As someone who did this, I did it for three reasons:
1: I figured Fallen Hero: Rebirth implied that there would be a series, without putting part one in there.
2: I had ‘an’ ending (not a cliffhanger), though it’s really just a pause before the story is really getting started.
3: The biggest one: I did not want to kill my sales.
In short: I accept the bad reviews of “this is only part one”, in exchange for possibly hooking the people who would not have bought it if it was a part one. It was a conscious choice. I did not hide it, but neither did I point it out.
Hell, I did every single thing I could to get people to pick up that first book, including lower price than I should have, and slightly bland text that didn’t go into some of the things I would later touch on. I made a gamble that people would like the book once they picked it up, and the people I really wrote it for would find it by word of mouth and not by reading the sales text.
So far it works out, I accept the bad reviews of “just part one”, “I don’t understand the mc’s motivation”, or “I have no idea where this story is going.” Those are conscious choices I made.
Hell, I even managed to convince CoG to include a save system from the start, I had no idea that was not even standard…
tldr: Being part one of a series hurt sales. Sometimes it’s worth it accepting the odd bad review for it.
@Eric_Moser
Yeah, pretty much no one know anything about my story at this point
I really don’t know if the whole “conflict” is resolved but I think it have some kind of “ending”. Maybe I’ve just created like an introduction to the world instead of a proper book. I guess I’ll know more about that once I beta test it and gather opinions from other people that know more than me.
@LeBaloo
Well, thanks for the encouragement, I’m not expecting to make a masterpiece by any means though, this is the first time I write something and it is something that is really hard particularly for me, so I expect bad reviews too, that won’t be a problem nor a surprise.
4/ By the way it ends I think it wouldn’t need any clarification (maybe?).
@poison_mara
I by any means would not like to imply that I’m just dividing the book to make the players pay me more for them. Less than everything tell them something like that.
I’m not trying to excuse me or anything, but this project took a god chunk of my life, maybe if I see some “reward” (wheter it be monetary or just a simple word of encouragement, I don’t think one weight more than the other) for what I made until now would be a nice motivation to put even more effort into it.

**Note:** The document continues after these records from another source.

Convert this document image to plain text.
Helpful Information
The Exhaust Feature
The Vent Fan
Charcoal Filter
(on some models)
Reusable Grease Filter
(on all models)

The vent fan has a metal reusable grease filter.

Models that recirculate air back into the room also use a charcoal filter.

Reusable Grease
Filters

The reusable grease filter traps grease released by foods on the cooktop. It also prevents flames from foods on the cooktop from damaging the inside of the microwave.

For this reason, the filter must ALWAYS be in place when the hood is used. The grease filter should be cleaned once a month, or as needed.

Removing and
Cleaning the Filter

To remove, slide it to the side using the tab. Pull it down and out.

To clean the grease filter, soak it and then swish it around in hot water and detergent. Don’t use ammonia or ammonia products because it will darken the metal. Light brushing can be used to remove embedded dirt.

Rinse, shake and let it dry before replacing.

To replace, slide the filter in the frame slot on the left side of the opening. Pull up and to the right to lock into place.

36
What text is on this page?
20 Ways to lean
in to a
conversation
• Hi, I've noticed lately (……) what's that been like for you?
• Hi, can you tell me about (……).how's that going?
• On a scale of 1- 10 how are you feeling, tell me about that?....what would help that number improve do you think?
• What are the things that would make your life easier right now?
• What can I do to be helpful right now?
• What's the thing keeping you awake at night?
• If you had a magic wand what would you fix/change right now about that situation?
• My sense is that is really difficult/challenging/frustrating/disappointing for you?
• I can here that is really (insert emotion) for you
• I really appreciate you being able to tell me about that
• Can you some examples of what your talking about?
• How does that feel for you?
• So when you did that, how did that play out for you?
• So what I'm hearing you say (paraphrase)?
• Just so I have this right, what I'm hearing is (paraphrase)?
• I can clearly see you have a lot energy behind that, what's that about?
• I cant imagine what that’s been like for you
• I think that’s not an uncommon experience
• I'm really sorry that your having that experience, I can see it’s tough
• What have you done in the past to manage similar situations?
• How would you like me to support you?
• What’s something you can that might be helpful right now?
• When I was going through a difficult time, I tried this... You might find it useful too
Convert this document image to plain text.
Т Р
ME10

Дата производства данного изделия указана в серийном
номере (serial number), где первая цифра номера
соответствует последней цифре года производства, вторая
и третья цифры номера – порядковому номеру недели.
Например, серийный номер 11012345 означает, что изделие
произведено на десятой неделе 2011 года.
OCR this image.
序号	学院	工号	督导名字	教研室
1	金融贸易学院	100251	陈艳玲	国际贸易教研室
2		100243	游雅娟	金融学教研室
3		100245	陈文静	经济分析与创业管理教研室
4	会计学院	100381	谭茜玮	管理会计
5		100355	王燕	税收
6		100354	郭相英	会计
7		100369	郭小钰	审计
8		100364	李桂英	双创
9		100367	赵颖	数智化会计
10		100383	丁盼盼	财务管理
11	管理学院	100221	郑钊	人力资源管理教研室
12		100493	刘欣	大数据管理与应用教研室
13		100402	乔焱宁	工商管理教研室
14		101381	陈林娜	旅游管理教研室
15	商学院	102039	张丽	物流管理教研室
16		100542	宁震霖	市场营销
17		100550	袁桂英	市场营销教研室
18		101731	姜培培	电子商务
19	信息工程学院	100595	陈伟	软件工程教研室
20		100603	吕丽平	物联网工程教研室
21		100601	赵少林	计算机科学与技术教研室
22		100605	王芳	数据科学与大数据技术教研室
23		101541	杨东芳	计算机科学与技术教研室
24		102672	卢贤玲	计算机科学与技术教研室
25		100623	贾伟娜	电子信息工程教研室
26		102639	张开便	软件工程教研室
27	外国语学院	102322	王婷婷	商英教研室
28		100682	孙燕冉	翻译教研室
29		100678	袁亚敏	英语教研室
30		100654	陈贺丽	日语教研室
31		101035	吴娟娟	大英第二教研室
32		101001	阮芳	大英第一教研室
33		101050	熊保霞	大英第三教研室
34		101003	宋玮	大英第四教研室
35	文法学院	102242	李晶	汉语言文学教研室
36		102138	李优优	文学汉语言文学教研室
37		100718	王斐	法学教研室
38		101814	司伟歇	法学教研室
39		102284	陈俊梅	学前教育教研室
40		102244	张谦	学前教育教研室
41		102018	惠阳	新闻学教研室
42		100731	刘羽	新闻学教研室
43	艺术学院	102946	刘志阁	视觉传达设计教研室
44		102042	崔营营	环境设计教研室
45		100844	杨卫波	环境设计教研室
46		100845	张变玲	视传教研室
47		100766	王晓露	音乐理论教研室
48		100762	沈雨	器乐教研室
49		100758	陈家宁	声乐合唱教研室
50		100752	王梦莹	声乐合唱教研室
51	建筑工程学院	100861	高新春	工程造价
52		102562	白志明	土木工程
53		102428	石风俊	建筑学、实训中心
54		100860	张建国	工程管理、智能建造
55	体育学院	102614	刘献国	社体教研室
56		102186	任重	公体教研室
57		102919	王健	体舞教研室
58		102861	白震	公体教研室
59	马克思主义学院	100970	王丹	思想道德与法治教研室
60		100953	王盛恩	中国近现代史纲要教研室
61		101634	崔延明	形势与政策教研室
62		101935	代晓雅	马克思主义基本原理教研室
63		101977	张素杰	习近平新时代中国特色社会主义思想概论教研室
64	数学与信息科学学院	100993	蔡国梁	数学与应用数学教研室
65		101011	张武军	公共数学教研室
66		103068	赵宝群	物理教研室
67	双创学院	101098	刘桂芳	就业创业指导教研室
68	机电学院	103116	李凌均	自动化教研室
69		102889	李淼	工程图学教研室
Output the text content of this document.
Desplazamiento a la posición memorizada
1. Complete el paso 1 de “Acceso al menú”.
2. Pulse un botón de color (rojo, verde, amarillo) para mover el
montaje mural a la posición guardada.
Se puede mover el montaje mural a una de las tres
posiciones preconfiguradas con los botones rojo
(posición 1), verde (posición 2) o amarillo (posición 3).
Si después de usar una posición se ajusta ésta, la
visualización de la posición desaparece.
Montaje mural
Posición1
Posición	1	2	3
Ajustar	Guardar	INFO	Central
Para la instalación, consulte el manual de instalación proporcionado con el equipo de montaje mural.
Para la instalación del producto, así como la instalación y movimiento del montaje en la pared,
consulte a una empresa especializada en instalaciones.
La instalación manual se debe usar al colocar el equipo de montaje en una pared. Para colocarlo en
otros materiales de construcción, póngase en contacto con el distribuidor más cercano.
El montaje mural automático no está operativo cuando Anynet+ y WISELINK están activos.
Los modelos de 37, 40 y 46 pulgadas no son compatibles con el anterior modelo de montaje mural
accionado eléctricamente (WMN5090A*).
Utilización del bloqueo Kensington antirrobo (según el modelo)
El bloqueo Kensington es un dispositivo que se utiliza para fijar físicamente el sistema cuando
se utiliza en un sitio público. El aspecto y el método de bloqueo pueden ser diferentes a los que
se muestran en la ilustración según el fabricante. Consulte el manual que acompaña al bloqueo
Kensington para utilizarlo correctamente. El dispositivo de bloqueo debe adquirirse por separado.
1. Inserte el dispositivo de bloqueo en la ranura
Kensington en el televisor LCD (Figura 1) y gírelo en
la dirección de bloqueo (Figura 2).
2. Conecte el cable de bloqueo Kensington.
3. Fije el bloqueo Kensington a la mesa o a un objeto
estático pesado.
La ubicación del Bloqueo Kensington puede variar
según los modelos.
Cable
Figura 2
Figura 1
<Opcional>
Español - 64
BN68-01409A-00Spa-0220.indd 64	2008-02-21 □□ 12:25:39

Well, I hope you don’t read my book then (just joking, but I can’t guarantee that you’ll like it, just as any other reader, so I’ll expect bad reviews from you and many others)
I hope I could do that
@malinryden
Thanks for your feedback. I guess I’ll have to face similar problems then. At least now I know what could happen.
One thing is to separate your story to obtain a deserved revenue. And another What Do Bethesda or Ea does with DLC ENDINGS
I am a writer myself trying to be published and writing my game. But the first point of any author has to be Respect the player And Give a game with plot holes, not different endings and a cliffhanger. It is dishonest. It is like if you pay for a 3 dishes dinner and when the desert comes you get CONTINUE maybe?
I mean calling something part one just sucks, it’s not even about the idea behind it, it’s just not appealing, I probably would not have read Harry Potter PART 1 haha
But yeah I imagine it must be really hard to decide how to handle this. Anyway thank you for the insight
I have a doubt, would the same paragraph at the ending of the game count as different ending if you have different variables on the game that would continue in the series? or that count as just one end?
Not that I intend to do that, but the variables that could be important as if a character dies or lives on the game can impact massively on the subsequent games, though you may end on the same point on the first book, how that would be considered?
Would be a rose called by another name stop being a rose? No, It is still a rose.
I pay for a Interactive product that is by definition supposed to have different endings.
Stats for a supposed maybe the future product is not what the consumer expects, or pay for. Maybe the stats in a future will change something… But the player is buying The current game and not for the future. So it should be given Real different endings.
I would say that depends on the paragraph and what comes before it (ending can be longer than one paragraph after all. Ending to, say, ”Sun was rising.” wouldn’t mean the endings aren’t different, if what comes before that differ). Of course, that’s just my opinion.
For Community College Hero Part 1, I just used one real ending. Sure, stats would vary, and I strung together a series of little scenes at the end that talked about your friends, your motivations for next semester, etc., but ultimately all playthroughs end up with you getting on a bus to go home for winter break.
Had I allowed for true different endings, I would have never finished Part 2 and I would have long ago given up because you can’t let things get wide THAT early in a series, even just a trilogy.
Your ending for the First volume didn’t read as the same endings at all due to the use of lots of variables. Yes, the ending could be partially the same, but the relationship character perspectives and romance aren’t. So the player doesn’t find the same paragraph each time the game ends
That’s exactly what i was thinking. Even if you just have only two endings that would mean that you’ll probably have to make two beginnings for the next book. And it only gets broader the more you go.
So that’s like a recap of all the things that happened to the player but it really ends on one way. As I understand you are cool with that.
It is logical that a series has limited scope in the endings. Always that variables are integrated well in the ending and write an accurate record of the game events and different results It is okay If all the game ends are failing the college last year.
Always reasons WHY you fail are different. and relationship to games are well tracked and meaningful for the plot that playthrough. But with those variables will never the same paragraph
@Loudbeat – The terminology I feel you should be referring to is end-states. The game’s ending should be consistent and the same for everyone, but the state they end the game in should be different based on stats, achievements, success and failure.
My goto example is Tin Star – the ending is always consistent, but where the MC ends up in each play through is much different.
Now, if your game is part of a series, this might be more limited and subtle, but it still should be meaningful.
Games that are focused on romance will exhibit these qualities in the relationships moreso than other genres, and two good examples of this are Wayhaven and Shadow Society.
Agreed that a story should be self-contained so I can be content with a stand alone work…what I hate is when an author,not necessarily here on COG-although there are one or two-leaves a reader hanging for a long time with what is clearly unfinished business. Examples of authors who have tortured many of us- Stephen King with his Gunslinger series-years and years until he got back to it-,and of course George R.R. Martin. But I guess as readers that’s the risk we run for our enjoyment.